We do not see a strong correlation between smartphone preference and desktop preferences. The trends in our data actually show the opposite. … It is purely a matter of users selecting what each vendor is best at.”

That means Microsoft will continue to dominate the desktop, at least for a while. All the same, cross-platform compatibility is becoming increasingly important.

“The time of vertically integrated solutions where your phone had to be compatible with your desktop and your browser needed to be on the same OS is over,” said Guis.

“For one vendor to be selected for all interfaces (browser, phone, desktop, etc.) you need to be the best at all of them, which is nearly impossible with all of the specialized roles within organizations these days — HR, Finance, Marketing, Sales, and so on."

Interoperability is critical

It’s fair to say that enterprise technology was relatively monolithic toward the end of the last century. One technology software vendor pretty much dominated the market.

However, the impact of BYOD and mobile computing has broken that monoculture.

Security concerns, business efficiency and the need to support offsite and onsite mobile infrastructure mean most enterprises are rapidly becoming more heterogonous.

This increasing diversity means technology and software suppliers must focus on interoperability. Customers need this to support increasingly digitized workflows.

“Given that users are getting more sophisticated and they are working with whatever tool/device helps them get their work done most efficiently, vendors are being forced to become more interoperable with one another. Rather than switch their entire workflow to one vendor, they will continue to mix and match as they see fit,” said Guis.

“If you deploy a solution that is robust on Windows but heavily lacking on the iOS side, your business will significantly struggle,” she wrote.

I believe C-suite executives making purchasing decisions will be interested in taking a second look at Apple’s desktop ecosystem, particularly since IBM confirmed Apple’s solutions are way cheaper to run than those from Microsoft.
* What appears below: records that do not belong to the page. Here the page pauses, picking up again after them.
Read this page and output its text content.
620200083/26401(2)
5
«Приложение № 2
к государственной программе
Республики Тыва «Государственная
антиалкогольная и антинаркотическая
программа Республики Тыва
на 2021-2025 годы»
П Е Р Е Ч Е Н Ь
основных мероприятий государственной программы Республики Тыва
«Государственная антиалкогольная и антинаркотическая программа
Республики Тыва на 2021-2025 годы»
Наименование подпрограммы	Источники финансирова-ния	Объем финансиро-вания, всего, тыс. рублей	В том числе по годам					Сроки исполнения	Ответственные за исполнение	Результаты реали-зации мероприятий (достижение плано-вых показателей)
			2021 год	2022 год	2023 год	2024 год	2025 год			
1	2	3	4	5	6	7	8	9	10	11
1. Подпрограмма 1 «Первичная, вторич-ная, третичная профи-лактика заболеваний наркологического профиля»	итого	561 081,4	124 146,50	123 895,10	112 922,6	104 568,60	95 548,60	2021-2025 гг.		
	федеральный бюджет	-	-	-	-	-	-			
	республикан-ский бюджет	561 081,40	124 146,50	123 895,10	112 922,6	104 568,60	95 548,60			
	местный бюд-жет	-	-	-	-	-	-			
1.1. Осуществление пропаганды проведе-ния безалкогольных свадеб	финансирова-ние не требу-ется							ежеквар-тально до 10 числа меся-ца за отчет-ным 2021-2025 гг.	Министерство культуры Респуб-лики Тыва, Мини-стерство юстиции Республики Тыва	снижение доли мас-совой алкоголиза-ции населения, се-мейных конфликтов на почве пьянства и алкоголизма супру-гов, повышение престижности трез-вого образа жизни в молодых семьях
Meanwhile, as enterprise users look to cloud, SaaS and connected data solutions, software is replacing hardware in an increasing number of tasks. I can’t help but imagine that now a platform that accounts for just 10 percent of the market is being used for 25 percent of the desktop computing tasks taking place within the modern enterprise, it is only a matter of time until the platform itself proliferates in the enterprise. Guis’ analysis does seem to favor further evolution of mixed platform setups, defined by actual mission-related need.

Beyond the personal cloud

Apple’s iCloud isn’t really an enterprise product. Nor, for that matter and despite their popularity, are off-the-shelf consumer solutions such as Dropbox, Box, and so on. Enterprise users look to secure, bespoke cloud services that are in tight control and maintained in line with corporate security protocol.

To further its reach within enterprise markets, Apple will need to maintain its investment in partnerships by bringing in enterprise standard applications such as Office or Creative suite and by consistently placing focus on security in cloud service provision.

“The major X-factor here for Apple is their ability to create those seamless experiences with security in mind,” says Guis.

She noted some heavily publicized phishing attacks on iCloud as staining the company’s reputation for security, saying, “They will need to strengthen their reputation in that area by adding more security features and improving their messaging around security/towards businesses, or fostering significant partnerships with security companies.”

Apple’s security-focused partnership with Cisco and plans to introduce lower cost cybersecurity insurance for enterprises coalescing around Apple/Cisco solutions matches that need quite well.

You don’t even need to read between the lines to see that the impact of mobility on Apple’s enterprise business has been utterly profound.

With digital processes weaving themselves inside almost every business process, the long-term effect seems likely to transform Apple’s future business.